The conceit of the story is a strong starting point — a-down-on-her-luck girl joins a group of impoverished kids traveling door to door selling magazines (which gives the director an excuse to show several slices of modern America), but the device is used with extreme bias. Andrea Arnold has cherry-picked the most perverse parts of American culture for sideshow display, which would be fine if the film were more insightful or even distant (I’m a fan of Harmony Korine and half of Larry Clark’s oeuvre), but as it is it’s not with the aim of understanding it or representing these people and situations fairly, but for cheap dramatic effect (bunch of rich white Texans want to fuck a poor girl on the street, Christian mother is judgmental and hypocritical, dead beat parents go dancing and drinking instead of taking care of their kids, white trash people display confederate flags, etc.). These characters are never given a chance - they’re bad examples of how “fucked up” the United States is from the moment we meet them. The film doesn’t go very far beyond this. Star (Sasha Lane) even declares herself “America” while standing up in a stolen car at one point, then prostitutes herself a few scenes later. Very deep. So deep.

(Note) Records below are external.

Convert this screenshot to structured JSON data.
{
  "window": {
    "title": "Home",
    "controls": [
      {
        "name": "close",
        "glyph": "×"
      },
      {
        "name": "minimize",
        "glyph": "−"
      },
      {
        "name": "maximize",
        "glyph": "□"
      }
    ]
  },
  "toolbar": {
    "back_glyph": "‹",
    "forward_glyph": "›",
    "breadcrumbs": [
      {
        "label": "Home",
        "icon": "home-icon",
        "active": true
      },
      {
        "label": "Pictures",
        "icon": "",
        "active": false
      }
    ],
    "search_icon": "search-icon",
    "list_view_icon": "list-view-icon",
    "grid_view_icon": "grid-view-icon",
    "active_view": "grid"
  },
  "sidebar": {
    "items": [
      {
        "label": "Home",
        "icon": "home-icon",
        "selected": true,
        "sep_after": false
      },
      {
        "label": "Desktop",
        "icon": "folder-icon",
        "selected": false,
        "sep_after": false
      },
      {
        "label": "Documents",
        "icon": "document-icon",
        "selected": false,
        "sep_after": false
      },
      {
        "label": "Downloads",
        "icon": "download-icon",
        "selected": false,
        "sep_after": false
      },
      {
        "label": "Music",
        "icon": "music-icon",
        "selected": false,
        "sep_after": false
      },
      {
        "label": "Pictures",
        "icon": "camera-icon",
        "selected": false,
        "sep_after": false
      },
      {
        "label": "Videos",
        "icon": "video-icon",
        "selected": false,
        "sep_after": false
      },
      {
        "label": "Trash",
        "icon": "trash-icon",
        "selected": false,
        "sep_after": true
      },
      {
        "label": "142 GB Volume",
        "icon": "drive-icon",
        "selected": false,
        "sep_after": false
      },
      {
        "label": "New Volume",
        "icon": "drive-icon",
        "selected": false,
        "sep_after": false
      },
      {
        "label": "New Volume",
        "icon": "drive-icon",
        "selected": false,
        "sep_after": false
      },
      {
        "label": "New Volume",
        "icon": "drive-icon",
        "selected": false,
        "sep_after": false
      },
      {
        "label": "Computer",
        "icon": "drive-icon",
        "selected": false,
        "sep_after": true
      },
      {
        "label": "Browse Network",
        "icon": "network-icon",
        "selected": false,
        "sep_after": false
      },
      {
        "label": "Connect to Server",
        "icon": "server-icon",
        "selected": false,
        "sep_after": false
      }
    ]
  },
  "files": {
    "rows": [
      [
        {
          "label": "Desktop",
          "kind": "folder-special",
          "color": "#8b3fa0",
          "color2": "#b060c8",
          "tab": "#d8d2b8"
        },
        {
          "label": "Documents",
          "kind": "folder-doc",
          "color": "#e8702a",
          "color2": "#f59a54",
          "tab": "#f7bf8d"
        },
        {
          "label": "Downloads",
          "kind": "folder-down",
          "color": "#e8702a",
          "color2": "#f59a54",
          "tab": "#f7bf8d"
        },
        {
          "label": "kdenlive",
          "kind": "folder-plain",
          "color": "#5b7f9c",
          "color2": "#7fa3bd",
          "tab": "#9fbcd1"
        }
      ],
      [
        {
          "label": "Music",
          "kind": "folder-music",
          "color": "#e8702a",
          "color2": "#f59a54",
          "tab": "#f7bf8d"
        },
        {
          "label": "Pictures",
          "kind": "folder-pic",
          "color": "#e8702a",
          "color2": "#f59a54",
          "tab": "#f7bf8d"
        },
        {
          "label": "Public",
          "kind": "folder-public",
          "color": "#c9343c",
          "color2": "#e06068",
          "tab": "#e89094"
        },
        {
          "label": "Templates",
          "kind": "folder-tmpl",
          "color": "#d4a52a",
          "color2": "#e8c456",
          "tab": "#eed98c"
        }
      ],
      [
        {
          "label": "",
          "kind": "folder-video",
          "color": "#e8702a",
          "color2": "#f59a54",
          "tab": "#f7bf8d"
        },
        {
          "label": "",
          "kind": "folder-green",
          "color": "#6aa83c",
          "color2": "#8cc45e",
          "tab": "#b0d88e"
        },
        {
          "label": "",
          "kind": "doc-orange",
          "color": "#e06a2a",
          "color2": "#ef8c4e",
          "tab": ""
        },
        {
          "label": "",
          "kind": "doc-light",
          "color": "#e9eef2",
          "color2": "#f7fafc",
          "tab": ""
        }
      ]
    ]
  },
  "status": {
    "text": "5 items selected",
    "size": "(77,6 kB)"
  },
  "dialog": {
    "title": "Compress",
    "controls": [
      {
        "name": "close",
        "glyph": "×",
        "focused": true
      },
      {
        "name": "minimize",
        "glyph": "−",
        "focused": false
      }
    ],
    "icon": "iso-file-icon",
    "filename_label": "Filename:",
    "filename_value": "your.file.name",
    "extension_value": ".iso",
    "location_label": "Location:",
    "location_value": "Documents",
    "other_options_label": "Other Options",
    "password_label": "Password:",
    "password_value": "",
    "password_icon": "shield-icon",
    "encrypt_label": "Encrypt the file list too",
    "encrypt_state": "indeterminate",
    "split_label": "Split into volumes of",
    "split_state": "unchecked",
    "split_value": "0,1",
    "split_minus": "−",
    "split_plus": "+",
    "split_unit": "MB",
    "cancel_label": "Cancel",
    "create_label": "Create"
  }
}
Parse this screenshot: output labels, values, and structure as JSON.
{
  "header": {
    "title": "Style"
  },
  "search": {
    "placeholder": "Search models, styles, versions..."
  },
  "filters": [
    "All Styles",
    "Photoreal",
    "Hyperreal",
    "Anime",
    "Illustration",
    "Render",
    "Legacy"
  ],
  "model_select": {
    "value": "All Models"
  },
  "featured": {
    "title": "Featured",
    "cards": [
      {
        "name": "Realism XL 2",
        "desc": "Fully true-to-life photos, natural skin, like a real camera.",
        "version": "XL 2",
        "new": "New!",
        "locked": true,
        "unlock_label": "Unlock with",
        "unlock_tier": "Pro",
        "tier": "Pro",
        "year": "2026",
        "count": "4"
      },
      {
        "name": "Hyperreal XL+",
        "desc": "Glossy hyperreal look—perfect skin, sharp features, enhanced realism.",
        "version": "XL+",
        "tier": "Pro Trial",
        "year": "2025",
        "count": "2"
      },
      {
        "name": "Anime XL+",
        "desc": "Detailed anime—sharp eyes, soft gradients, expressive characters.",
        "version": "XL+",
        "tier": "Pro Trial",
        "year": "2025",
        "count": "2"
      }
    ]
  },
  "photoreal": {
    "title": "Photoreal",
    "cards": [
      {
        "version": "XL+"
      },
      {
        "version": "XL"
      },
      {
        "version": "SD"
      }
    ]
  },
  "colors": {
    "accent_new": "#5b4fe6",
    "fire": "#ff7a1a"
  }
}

I’m pretty shocked I didn’t like it. I love
Lauren Greenfield,
Larry Sultan, and
Tina Barney’s photography, which seem to be the kinds of visual touchstones this film had in mind, but I didn’t feel much that was very real, here. The relationship ups and downs felt like contrived “scenes”. The film wants to say something about misplaced values and American capitalism eating itself, but ironically becomes capitalism eating itself in the portrayal of the people the film needed to focus on first as an entry-point to its message, instead of its message being an entry-point to portraits that feel half-baked and slanted to support its patronizing thesis. "
Make money!" is the group's anthem, and, I guess, America's anthem, but the thin relationships offered as a contrast to this pursuit don't have enough meat on them to matter. I didn't hate the movie, but was extremely disappointed. It felt like a missed opportunity to me.
A quote from a review by Jake Cole on Letterboxd that I agree with for the most part:
AH is stuffed with fleeting shots of insects—swarming over undisposed food, flailing ominously in a pool, the worm at the bottom of a bottle of mezcal—are thuddingly obvious metaphors for its youth, who are reasonably depicted as being trapped in a system where the only way to survive is to peddle wares that are obsolete, all for the benefit of an older exploiter who keeps most of the gains and pays back just enough to keep stringing her employees along.
Yet whatever empathy this might engender is undercut by the fact that Arnold introduces her characters via leering scans over their blemishes, their acne scars and gaunt skin and bad teeth. These are real people, and to be honest I wish we saw more people in movies who actually exist in the world outside coastal cities. But the way Arnold shoots them only calls attention to how unlike the professionals they are, how "daring" Arnold is to have cast them. That the film's basic themes of economic duress evaporate amid the endless close-ups and arty flourishes only further pulls focus on the repellent class tourism at the expense of simply letting her actors be their natural selves. It's a shame, as both the unconventional actors (including Heaven Knows What's Arielle Holmes, rendered astonishingly unbelievable by her character's stupid Star Wars quirk) and Shia Labeouf (thoroughly inhabiting a role that has no underlying substance to support his good work) are robbed by how self-serving Arnold's direction ultimately is.